Lula entrega carta ao deputado alemão Martin Schulz e pede resistência

O Comitê Lula Livre de Berlim entregou nesta quarta-feira (20), no Bundestag (Parlamento alemão), uma carta do ex-presidente Luiz Inácio Lula da Silva ao deputado federal do país europeu Martin Schulz, ex-líder do Partido Social-Democrata (SPD). A carta chegou à Alemanha pelas mãos do sociólogo Jessé de Souza, que está na cidade por motivos profissionais.

No documento o ex-presidente denuncia um complô da direita, com apoio de empresários, da imprensa e do Judiciário, para impedir sua candidatura presidencial. “As decisões do Poder Judiciário, particularmente do juiz Sérgio Moro, influíram no resultado eleitoral”, alega.

Lula também criticou o fato de que foi impedido de “gravar uma única fala de apoio ao candidato do PT” (o ex-prefeito de São Paulo Fernando Haddad).

“A solidariedade internacional, na qual muitos companheiros de diversas nacionalidades estão empenhados, será de fundamental importância na nossa luta pelo Brasil e de resistência à brutal perseguição judicial de que estou sendo vítima”, acrescentou.

Deputado se pronuncia

Em entrevista ao site DW, o deputado alemão disse que o fato de Sérgio Moro ter aceitado ser ministro da Justiça no governo do presidente Jair Bolsonaro levanta “sérias dúvidas” sobre a independência que o ex-juiz pregava durante a tramitação do processo de Lula.

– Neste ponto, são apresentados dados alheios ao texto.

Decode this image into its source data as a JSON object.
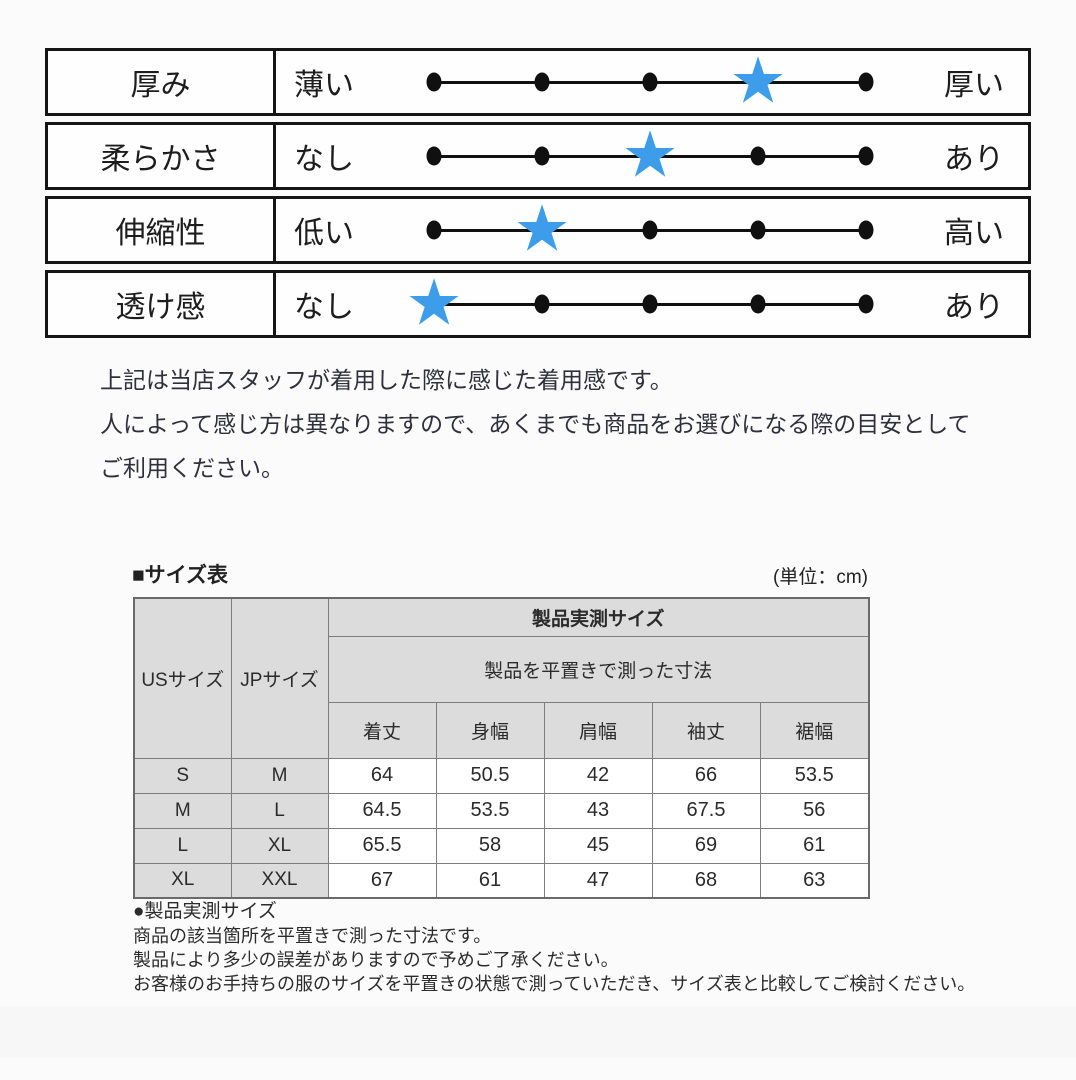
{
  "feel_table": {
    "star_color": "#3d9dea",
    "max_level": 5,
    "rows": [
      {
        "label": "厚み",
        "left": "薄い",
        "right": "厚い",
        "level": 4
      },
      {
        "label": "柔らかさ",
        "left": "なし",
        "right": "あり",
        "level": 3
      },
      {
        "label": "伸縮性",
        "left": "低い",
        "right": "高い",
        "level": 2
      },
      {
        "label": "透け感",
        "left": "なし",
        "right": "あり",
        "level": 1
      }
    ]
  },
  "description": {
    "line1": "上記は当店スタッフが着用した際に感じた着用感です。",
    "line2": "人によって感じ方は異なりますので、あくまでも商品をお選びになる際の目安として",
    "line3": "ご利用ください。"
  },
  "size_section": {
    "heading": "■サイズ表",
    "unit": "(単位：cm)",
    "table": {
      "col_us": "USサイズ",
      "col_jp": "JPサイズ",
      "group_header": "製品実測サイズ",
      "group_subheader": "製品を平置きで測った寸法",
      "measure_headers": [
        "着丈",
        "身幅",
        "肩幅",
        "袖丈",
        "裾幅"
      ],
      "rows": [
        {
          "us": "S",
          "jp": "M",
          "values": [
            "64",
            "50.5",
            "42",
            "66",
            "53.5"
          ]
        },
        {
          "us": "M",
          "jp": "L",
          "values": [
            "64.5",
            "53.5",
            "43",
            "67.5",
            "56"
          ]
        },
        {
          "us": "L",
          "jp": "XL",
          "values": [
            "65.5",
            "58",
            "45",
            "69",
            "61"
          ]
        },
        {
          "us": "XL",
          "jp": "XXL",
          "values": [
            "67",
            "61",
            "47",
            "68",
            "63"
          ]
        }
      ]
    }
  },
  "notes": {
    "heading": "●製品実測サイズ",
    "line1": "商品の該当箇所を平置きで測った寸法です。",
    "line2": "製品により多少の誤差がありますので予めご了承ください。",
    "line3": "お客様のお手持ちの服のサイズを平置きの状態で測っていただき、サイズ表と比較してご検討ください。"
  }
}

“O procedimento do juiz Moro deixou transparecer para Bolsonaro que ele seria um bom ministro para o presidente e para seus interesses políticos. Não tenho provas de que Bolsonaro e Moro tinham contato antes, mas acredito que Bolsonaro não chegou à ideia de transformar Moro em ministro da Justiça porque tirou nos dados”, afrimou.

De acordo com o parlamentar, alguns grupos políticos no Brasil tentam passar a impressão de que a corrupção existe somente no PT. “Há no Brasil uma campanha difamatória massiva contra a esquerda”, ressaltou Schulz.

O deputado ainda bateu duro no governo Jair Bolsonaro. “Existe hoje no Brasil um ataque a instituições democráticas. Da própria Presidência parte uma campanha difamatória contra minorias e a oposição. Num sistema democrático, aqueles questão no poder têm que garantir o direito da oposição. No Brasil, percebemos que o governo interpreta seu mandato como um exterminador da oposição. Isso é um sinal de alarme para a democracia”, afirmou.